Trained and educated as both a mathematician and physicist, Dr. Schwartz and his collaborators, post doctoral fellows and students have impacted a diverse array of applications in the field of nonlinear science. Dr. Schwartz has over 120 refereed publications in areas such as physics, mathematics, biology and chemistry. The main underlying theme in the applications field has been the mathematical and numerical techniques of nonlinear dynamics and chaos, and most recently, nonlinear stochastic analysis and control of cooperative and networked dynamical systems. Dr. Schwartz has been written up several times in Science and Scientific American magazines, has given invited and plenary talks at international applied mathematics, physics, and engineering conferences, and he is one of the founding organizers of the biennial SIAM conference on Dynamical Systems. Several of his discoveries developed in nonlinear science are currently patented, including collaborative robots, synchronized coupled lasers, and chaos tracking and control for which he was awarded the US Navy Tech Transfer award. Dr. Schwartz is an elected fellow of the American Physical Society and the current vice-chair of the SIAM Dynamical Systems Group.
Swarming behavior
continues to be a subject of immense interest because of its
centrality in many naturally occurring systems in physics and biology,
as well as its importance in engineering applications such as
robotics.
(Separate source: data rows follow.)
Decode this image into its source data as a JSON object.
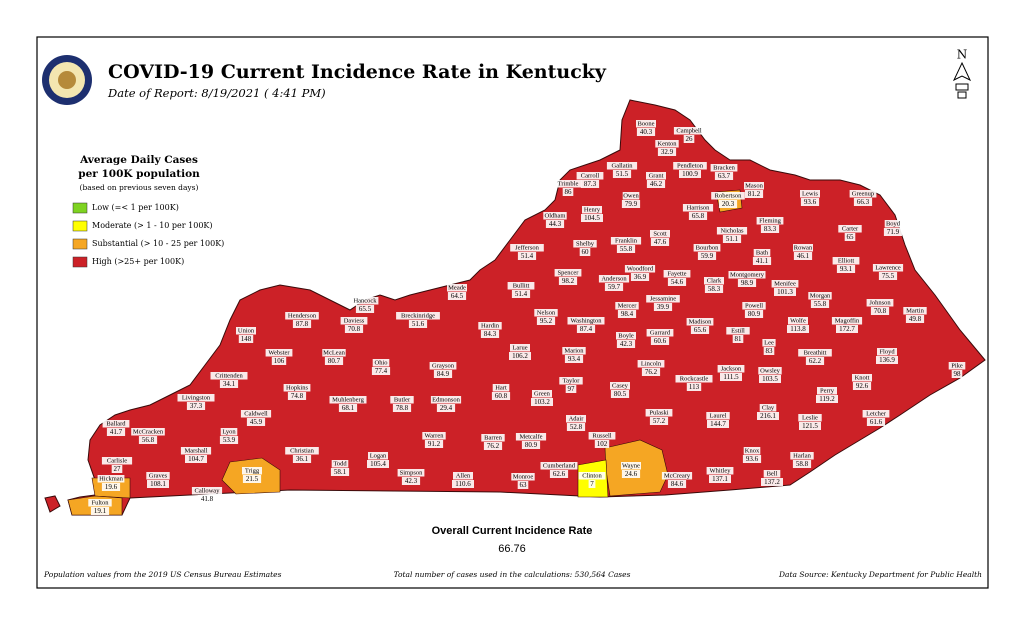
{
  "header": {
    "title": "COVID-19 Current Incidence Rate in Kentucky",
    "date": "Date of Report: 8/19/2021 ( 4:41 PM)",
    "north": "N"
  },
  "legend": {
    "title": [
      "Average Daily Cases",
      "per 100K population"
    ],
    "note": "(based on previous seven days)",
    "items": [
      {
        "label": "Low (=< 1 per 100K)",
        "color": "#7ed321"
      },
      {
        "label": "Moderate (> 1 - 10 per 100K)",
        "color": "#ffff00"
      },
      {
        "label": "Substantial (> 10 - 25 per 100K)",
        "color": "#f5a623"
      },
      {
        "label": "High (>25+ per 100K)",
        "color": "#cc2127"
      }
    ]
  },
  "counties": [
    {
      "name": "Boone",
      "value": 40.3
    },
    {
      "name": "Campbell",
      "value": 26
    },
    {
      "name": "Kenton",
      "value": 32.9
    },
    {
      "name": "Gallatin",
      "value": 51.5
    },
    {
      "name": "Carroll",
      "value": 87.3
    },
    {
      "name": "Trimble",
      "value": 86
    },
    {
      "name": "Pendleton",
      "value": 100.9
    },
    {
      "name": "Bracken",
      "value": 63.7
    },
    {
      "name": "Grant",
      "value": 46.2
    },
    {
      "name": "Owen",
      "value": 79.9
    },
    {
      "name": "Robertson",
      "value": 20.3,
      "color": "#f5a623"
    },
    {
      "name": "Mason",
      "value": 81.2
    },
    {
      "name": "Lewis",
      "value": 93.6
    },
    {
      "name": "Greenup",
      "value": 66.3
    },
    {
      "name": "Henry",
      "value": 104.5
    },
    {
      "name": "Oldham",
      "value": 44.3
    },
    {
      "name": "Harrison",
      "value": 65.8
    },
    {
      "name": "Fleming",
      "value": 83.3
    },
    {
      "name": "Boyd",
      "value": 71.9
    },
    {
      "name": "Carter",
      "value": 65
    },
    {
      "name": "Scott",
      "value": 47.6
    },
    {
      "name": "Nicholas",
      "value": 51.1
    },
    {
      "name": "Franklin",
      "value": 55.8
    },
    {
      "name": "Shelby",
      "value": 60
    },
    {
      "name": "Jefferson",
      "value": 51.4
    },
    {
      "name": "Bath",
      "value": 41.1
    },
    {
      "name": "Rowan",
      "value": 46.1
    },
    {
      "name": "Bourbon",
      "value": 59.9
    },
    {
      "name": "Elliott",
      "value": 93.1
    },
    {
      "name": "Lawrence",
      "value": 75.5
    },
    {
      "name": "Woodford",
      "value": 36.9
    },
    {
      "name": "Anderson",
      "value": 59.7
    },
    {
      "name": "Fayette",
      "value": 54.6
    },
    {
      "name": "Spencer",
      "value": 98.2
    },
    {
      "name": "Clark",
      "value": 58.3
    },
    {
      "name": "Montgomery",
      "value": 98.9
    },
    {
      "name": "Menifee",
      "value": 101.3
    },
    {
      "name": "Morgan",
      "value": 55.8
    },
    {
      "name": "Johnson",
      "value": 70.8
    },
    {
      "name": "Martin",
      "value": 49.8
    },
    {
      "name": "Bullitt",
      "value": 51.4
    },
    {
      "name": "Jessamine",
      "value": 39.9
    },
    {
      "name": "Hancock",
      "value": 65.5
    },
    {
      "name": "Meade",
      "value": 64.5
    },
    {
      "name": "Henderson",
      "value": 87.8
    },
    {
      "name": "Daviess",
      "value": 70.8
    },
    {
      "name": "Breckinridge",
      "value": 51.6
    },
    {
      "name": "Nelson",
      "value": 95.2
    },
    {
      "name": "Mercer",
      "value": 98.4
    },
    {
      "name": "Washington",
      "value": 87.4
    },
    {
      "name": "Powell",
      "value": 80.9
    },
    {
      "name": "Estill",
      "value": 81
    },
    {
      "name": "Madison",
      "value": 65.6
    },
    {
      "name": "Wolfe",
      "value": 113.8
    },
    {
      "name": "Magoffin",
      "value": 172.7
    },
    {
      "name": "Garrard",
      "value": 60.6
    },
    {
      "name": "Boyle",
      "value": 42.3
    },
    {
      "name": "Hardin",
      "value": 84.3
    },
    {
      "name": "Union",
      "value": 148
    },
    {
      "name": "Lee",
      "value": 83
    },
    {
      "name": "Floyd",
      "value": 136.9
    },
    {
      "name": "Breathitt",
      "value": 62.2
    },
    {
      "name": "Larue",
      "value": 106.2
    },
    {
      "name": "Marion",
      "value": 93.4
    },
    {
      "name": "Webster",
      "value": 106
    },
    {
      "name": "McLean",
      "value": 80.7
    },
    {
      "name": "Ohio",
      "value": 77.4
    },
    {
      "name": "Lincoln",
      "value": 76.2
    },
    {
      "name": "Jackson",
      "value": 111.5
    },
    {
      "name": "Owsley",
      "value": 103.5
    },
    {
      "name": "Rockcastle",
      "value": 113
    },
    {
      "name": "Pike",
      "value": 98
    },
    {
      "name": "Knott",
      "value": 92.6
    },
    {
      "name": "Crittenden",
      "value": 34.1
    },
    {
      "name": "Grayson",
      "value": 84.9
    },
    {
      "name": "Taylor",
      "value": 97
    },
    {
      "name": "Casey",
      "value": 80.5
    },
    {
      "name": "Hart",
      "value": 60.8
    },
    {
      "name": "Hopkins",
      "value": 74.8
    },
    {
      "name": "Muhlenberg",
      "value": 68.1
    },
    {
      "name": "Butler",
      "value": 78.8
    },
    {
      "name": "Livingston",
      "value": 37.3
    },
    {
      "name": "Perry",
      "value": 119.2
    },
    {
      "name": "Green",
      "value": 103.2
    },
    {
      "name": "Edmonson",
      "value": 29.4
    },
    {
      "name": "Clay",
      "value": 216.1
    },
    {
      "name": "Caldwell",
      "value": 45.9
    },
    {
      "name": "Letcher",
      "value": 61.6
    },
    {
      "name": "Pulaski",
      "value": 57.2
    },
    {
      "name": "Laurel",
      "value": 144.7
    },
    {
      "name": "Leslie",
      "value": 121.5
    },
    {
      "name": "Ballard",
      "value": 41.7
    },
    {
      "name": "McCracken",
      "value": 56.8
    },
    {
      "name": "Adair",
      "value": 52.8
    },
    {
      "name": "Lyon",
      "value": 53.9
    },
    {
      "name": "Warren",
      "value": 91.2
    },
    {
      "name": "Russell",
      "value": 102
    },
    {
      "name": "Barren",
      "value": 76.2
    },
    {
      "name": "Metcalfe",
      "value": 80.9
    },
    {
      "name": "Christian",
      "value": 36.1
    },
    {
      "name": "Marshall",
      "value": 104.7
    },
    {
      "name": "Knox",
      "value": 93.6
    },
    {
      "name": "Harlan",
      "value": 58.8
    },
    {
      "name": "Logan",
      "value": 105.4
    },
    {
      "name": "Carlisle",
      "value": 27
    },
    {
      "name": "Todd",
      "value": 58.1
    },
    {
      "name": "Wayne",
      "value": 24.6,
      "color": "#f5a623"
    },
    {
      "name": "Cumberland",
      "value": 62.6
    },
    {
      "name": "Trigg",
      "value": 21.5,
      "color": "#f5a623"
    },
    {
      "name": "Clinton",
      "value": 7,
      "color": "#ffff00"
    },
    {
      "name": "Graves",
      "value": 108.1
    },
    {
      "name": "Simpson",
      "value": 42.3
    },
    {
      "name": "Allen",
      "value": 110.6
    },
    {
      "name": "Monroe",
      "value": 63
    },
    {
      "name": "McCreary",
      "value": 84.6
    },
    {
      "name": "Whitley",
      "value": 137.1
    },
    {
      "name": "Bell",
      "value": 137.2
    },
    {
      "name": "Hickman",
      "value": 19.6,
      "color": "#f5a623"
    },
    {
      "name": "Calloway",
      "value": 41.8
    },
    {
      "name": "Fulton",
      "value": 19.1,
      "color": "#f5a623"
    }
  ],
  "overall": {
    "label": "Overall Current Incidence Rate",
    "value": 66.76
  },
  "footer": {
    "left": "Population values from the 2019 US Census Bureau Estimates",
    "center": "Total number of cases used in the calculations: 530,564 Cases",
    "right": "Data Source: Kentucky Department for Public Health"
  }
}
Here we examine the effects on coherent swarm pattern
formation from aspects of communication, such as latency effects, link
topology and environmental uncertainty.
With the availability of
ever more cheap and powerful computing, interest in the use of
mixed-reality and swarm experiments has grown considerably in the
biological, engineering and physical sciences. Broadly speaking, these
experiments consist of a simulated, or virtual model coupled directly
to a physical experiment. Within the physical experiment, it is
typical to find a good deal of uncertainty and noise since it is
connected to the real world, and thus subjected to random
perturbations. In contrast, the virtual part of the coupled system
represents a somewhat idealized version of reality in which noise can
be eliminated entirely. Thus, mixed-reality systems have very skewed
sources of uncertainty spread through the entire system.
In this
talk, we consider the pattern formation of delay - coupled swarms
theoretically and experimentally to illustrate the idea of
mixed-reality. Motivated by physical experiments, we then consider a
model of a mixed-reality system, and show how noise in the physical
part of the system can influence the virtual dynamics through a large
fluctuation, even when there is no noise in the virtual components. We
quantify the effects of uncertainty by showing how characteristic
times of noise induced switching between swarm patterns scale as a
function of the coupling between the real and virtual parts of the
experiment. This work is done in collaboration with Klimka
Szwaykowska, Thomas Carr, and Jason Hindes.